Mathias Bellino präsentierte sich in Frankreich in guter Form, einen Titel verpasste der Franzose jedoch knapp

Mathias Bellino präsentierte sich in Frankreich in guter Form, einen Titel verpasste der Franzose jedoch knapp

Keine Vorentscheidung gab es hingegen in der EnduroGP-Kathegorie. Hier kämpften Mathias Bellino und Matt Phillips (Sherco) verbissen um jede Sekunde. Von seinen heimischen Fans angetrieben war Bellino am Samstag nicht zu schlagen. Speziell in der Anfangsphase des Tages war der Franzose in den Sonderprüfungen verdammt schnell unterwegs und sicherte sich die jeweiligen Bestzeiten. Trotz einiger Fehler in der letzten Runde konnte er seinen Vorsprung ins Ziel retten und gewann die Overall-Wertung mit etwas mehr als 4 Sekunden Vorsprung auf Taylor Robert (KTM). Der US-Boy drehte gegen Tagesende noch einmal richtig auf und schrammte nur knapp am Sieg vorbei, dennoch eine hervorragende Leistung des KTM-Werkspiloten. Dritter wurde Loic Larrieu, der schon im Super Test seine ganze Klasse gezeigt hatte und diese am Samstag bestätigte. Weniger erfreulich verlief der Tag bei Titelfavorit Matt Phillips. Der Australier wollte den Sack zu machen, doch das gelang ihm nicht. Phillips riskierte angesichts des unheimlichen Speeds von Bellino nicht allzu viel und blieb den ganzen Tag im ‚Sicherheitsmodus‘. Phillips landete im Ziel auf Platz 5 hinter Nathan Watson. Das war aber kein Drama, sondern eher kalkuliert und taktischer Natur. Denn Phillips wusste, er muss am Sonntag nur heil durchkommen um als erster EnduroGP-Weltmeister in die Geschichtsbücher einzugehen. Und genau das setzte der Australier in die Tat um. Auch wenn der schnellste Mann am Sonntag Taylor Robert hieß, der wahre Sieger an diesem Tag war Matt Phillips! Dem Sherco-Werksfahrer genügte ein vierter Platz um den lang ersehnten EnduroGP-Titel und auch den E2-Titel in der Hand zu halten. Glückwunsch an dieser Stelle!
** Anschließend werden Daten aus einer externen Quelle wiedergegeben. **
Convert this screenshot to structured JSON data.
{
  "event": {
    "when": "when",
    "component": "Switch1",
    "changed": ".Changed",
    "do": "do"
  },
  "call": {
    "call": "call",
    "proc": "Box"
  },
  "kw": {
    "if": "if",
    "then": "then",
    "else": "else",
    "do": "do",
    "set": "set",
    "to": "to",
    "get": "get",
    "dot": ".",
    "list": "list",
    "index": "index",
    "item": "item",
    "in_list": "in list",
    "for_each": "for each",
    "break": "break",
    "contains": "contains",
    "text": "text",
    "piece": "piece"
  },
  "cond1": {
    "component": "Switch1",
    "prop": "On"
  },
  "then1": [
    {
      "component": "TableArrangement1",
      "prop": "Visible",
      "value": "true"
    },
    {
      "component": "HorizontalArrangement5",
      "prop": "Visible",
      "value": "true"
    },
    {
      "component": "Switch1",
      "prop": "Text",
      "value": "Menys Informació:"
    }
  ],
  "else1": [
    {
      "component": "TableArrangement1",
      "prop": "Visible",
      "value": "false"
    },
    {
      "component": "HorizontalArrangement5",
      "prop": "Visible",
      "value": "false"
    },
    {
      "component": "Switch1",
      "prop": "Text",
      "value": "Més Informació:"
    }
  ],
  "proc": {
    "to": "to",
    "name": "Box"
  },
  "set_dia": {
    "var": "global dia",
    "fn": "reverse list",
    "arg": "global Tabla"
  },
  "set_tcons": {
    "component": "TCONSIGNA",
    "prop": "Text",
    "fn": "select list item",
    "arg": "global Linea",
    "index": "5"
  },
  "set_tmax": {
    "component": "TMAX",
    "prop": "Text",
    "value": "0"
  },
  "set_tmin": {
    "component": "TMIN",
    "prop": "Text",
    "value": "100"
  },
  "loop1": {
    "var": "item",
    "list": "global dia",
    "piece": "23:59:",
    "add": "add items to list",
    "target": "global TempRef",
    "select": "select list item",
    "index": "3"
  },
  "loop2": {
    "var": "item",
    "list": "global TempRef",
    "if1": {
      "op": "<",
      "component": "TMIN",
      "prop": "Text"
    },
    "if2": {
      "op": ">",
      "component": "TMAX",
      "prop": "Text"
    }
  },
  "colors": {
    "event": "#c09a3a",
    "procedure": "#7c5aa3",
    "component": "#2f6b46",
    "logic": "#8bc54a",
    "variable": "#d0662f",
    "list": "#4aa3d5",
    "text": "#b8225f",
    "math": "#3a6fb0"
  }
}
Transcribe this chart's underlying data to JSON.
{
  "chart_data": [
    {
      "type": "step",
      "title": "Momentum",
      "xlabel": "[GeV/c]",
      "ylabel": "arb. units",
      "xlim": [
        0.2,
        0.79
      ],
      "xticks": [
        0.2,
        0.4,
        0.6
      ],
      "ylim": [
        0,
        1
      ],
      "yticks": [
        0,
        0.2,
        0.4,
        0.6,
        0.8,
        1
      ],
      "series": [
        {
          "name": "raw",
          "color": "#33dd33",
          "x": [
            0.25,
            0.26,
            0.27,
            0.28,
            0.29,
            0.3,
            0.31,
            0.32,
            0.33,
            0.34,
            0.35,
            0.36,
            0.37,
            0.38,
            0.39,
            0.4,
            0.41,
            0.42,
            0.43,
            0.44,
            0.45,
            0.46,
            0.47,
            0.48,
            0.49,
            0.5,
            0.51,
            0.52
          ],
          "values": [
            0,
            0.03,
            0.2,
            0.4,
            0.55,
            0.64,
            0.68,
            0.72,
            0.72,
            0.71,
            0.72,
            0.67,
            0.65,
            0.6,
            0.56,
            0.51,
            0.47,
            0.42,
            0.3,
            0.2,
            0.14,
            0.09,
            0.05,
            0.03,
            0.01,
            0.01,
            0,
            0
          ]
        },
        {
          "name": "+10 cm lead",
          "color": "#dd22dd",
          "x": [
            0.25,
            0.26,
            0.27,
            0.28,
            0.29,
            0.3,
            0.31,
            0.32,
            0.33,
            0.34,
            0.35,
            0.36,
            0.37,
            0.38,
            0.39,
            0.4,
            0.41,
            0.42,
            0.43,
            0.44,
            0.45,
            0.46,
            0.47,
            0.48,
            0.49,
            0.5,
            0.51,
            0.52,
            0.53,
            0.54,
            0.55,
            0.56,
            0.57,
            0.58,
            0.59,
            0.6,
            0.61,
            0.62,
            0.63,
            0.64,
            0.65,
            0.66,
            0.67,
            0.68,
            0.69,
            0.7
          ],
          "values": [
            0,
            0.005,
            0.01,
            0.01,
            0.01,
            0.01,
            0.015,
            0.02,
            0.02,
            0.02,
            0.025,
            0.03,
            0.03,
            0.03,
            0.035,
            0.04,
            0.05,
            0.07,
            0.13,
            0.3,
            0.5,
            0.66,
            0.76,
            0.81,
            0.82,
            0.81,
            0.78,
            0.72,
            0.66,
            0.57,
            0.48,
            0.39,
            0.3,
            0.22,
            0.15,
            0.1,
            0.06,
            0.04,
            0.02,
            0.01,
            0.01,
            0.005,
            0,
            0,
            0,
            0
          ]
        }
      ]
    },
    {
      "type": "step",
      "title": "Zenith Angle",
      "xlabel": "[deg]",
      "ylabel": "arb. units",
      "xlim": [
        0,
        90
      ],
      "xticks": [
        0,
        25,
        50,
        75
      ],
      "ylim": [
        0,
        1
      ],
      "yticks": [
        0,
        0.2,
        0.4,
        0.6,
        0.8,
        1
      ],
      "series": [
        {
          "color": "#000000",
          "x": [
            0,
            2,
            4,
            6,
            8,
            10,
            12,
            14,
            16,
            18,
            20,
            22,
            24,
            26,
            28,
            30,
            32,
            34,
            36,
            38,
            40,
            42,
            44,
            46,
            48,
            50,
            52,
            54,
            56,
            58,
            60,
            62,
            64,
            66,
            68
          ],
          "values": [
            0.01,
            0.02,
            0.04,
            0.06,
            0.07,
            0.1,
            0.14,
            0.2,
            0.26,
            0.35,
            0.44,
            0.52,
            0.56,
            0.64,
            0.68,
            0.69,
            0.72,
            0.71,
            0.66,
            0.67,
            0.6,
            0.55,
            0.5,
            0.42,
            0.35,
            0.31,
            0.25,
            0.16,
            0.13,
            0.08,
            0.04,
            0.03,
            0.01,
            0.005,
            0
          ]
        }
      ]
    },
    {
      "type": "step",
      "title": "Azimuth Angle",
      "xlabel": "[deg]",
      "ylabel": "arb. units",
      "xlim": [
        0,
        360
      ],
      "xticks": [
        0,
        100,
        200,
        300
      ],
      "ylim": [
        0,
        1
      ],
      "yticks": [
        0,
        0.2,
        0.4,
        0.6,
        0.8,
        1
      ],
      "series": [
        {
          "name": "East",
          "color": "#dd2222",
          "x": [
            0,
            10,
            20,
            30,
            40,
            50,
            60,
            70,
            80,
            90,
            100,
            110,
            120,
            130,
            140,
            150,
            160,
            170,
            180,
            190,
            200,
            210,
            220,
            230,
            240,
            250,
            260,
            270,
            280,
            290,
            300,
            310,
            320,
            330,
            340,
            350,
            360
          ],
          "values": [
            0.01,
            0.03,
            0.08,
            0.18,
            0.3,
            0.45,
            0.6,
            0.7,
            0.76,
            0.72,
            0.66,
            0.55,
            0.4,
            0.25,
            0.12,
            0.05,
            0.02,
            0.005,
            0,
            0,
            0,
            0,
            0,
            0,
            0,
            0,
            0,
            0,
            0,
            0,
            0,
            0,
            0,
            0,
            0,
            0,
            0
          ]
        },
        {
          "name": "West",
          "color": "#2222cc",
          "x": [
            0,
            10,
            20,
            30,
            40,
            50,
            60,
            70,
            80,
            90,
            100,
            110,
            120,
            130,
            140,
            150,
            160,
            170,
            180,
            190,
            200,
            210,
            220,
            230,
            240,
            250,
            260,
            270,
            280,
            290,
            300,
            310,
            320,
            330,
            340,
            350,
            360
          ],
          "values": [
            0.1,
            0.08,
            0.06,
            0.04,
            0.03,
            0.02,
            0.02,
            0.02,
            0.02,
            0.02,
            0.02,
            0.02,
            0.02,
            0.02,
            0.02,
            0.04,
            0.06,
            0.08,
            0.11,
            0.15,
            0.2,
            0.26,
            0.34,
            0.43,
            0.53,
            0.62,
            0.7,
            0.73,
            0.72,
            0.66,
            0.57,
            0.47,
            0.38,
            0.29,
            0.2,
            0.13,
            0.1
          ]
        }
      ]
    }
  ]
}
In der Klasse E1 bekam der klare Favorit Eero Remes (TM) noch einmal ordentlich Konkurrenz. Rookie Nathan Watson setzte in Frankreich alles auf eine Karte und wollte dem Finnen ein klares Statement in Richtung 2017 senden. Der Brite dominierte an beiden Fahrtagen und bewies eindrucksvoll das er zu den schnellsten Enduro-Piloten zählt. Nichts desto trotz, Eero Remes behielt die Nerven und lies sich in keinen unnötigen Zweikampf ein. Er hatte die Saison in der Klasse E1 diktiert und begnügte sich mit 2 dritten Plätzen, in dem Wissen er würde damit sicher Weltmeister werden. Remes schnappte sich den WM-Titel mit 9 Zählern Vorsprung auf Watson und hatte damit sein erklärtes Ziel erreicht.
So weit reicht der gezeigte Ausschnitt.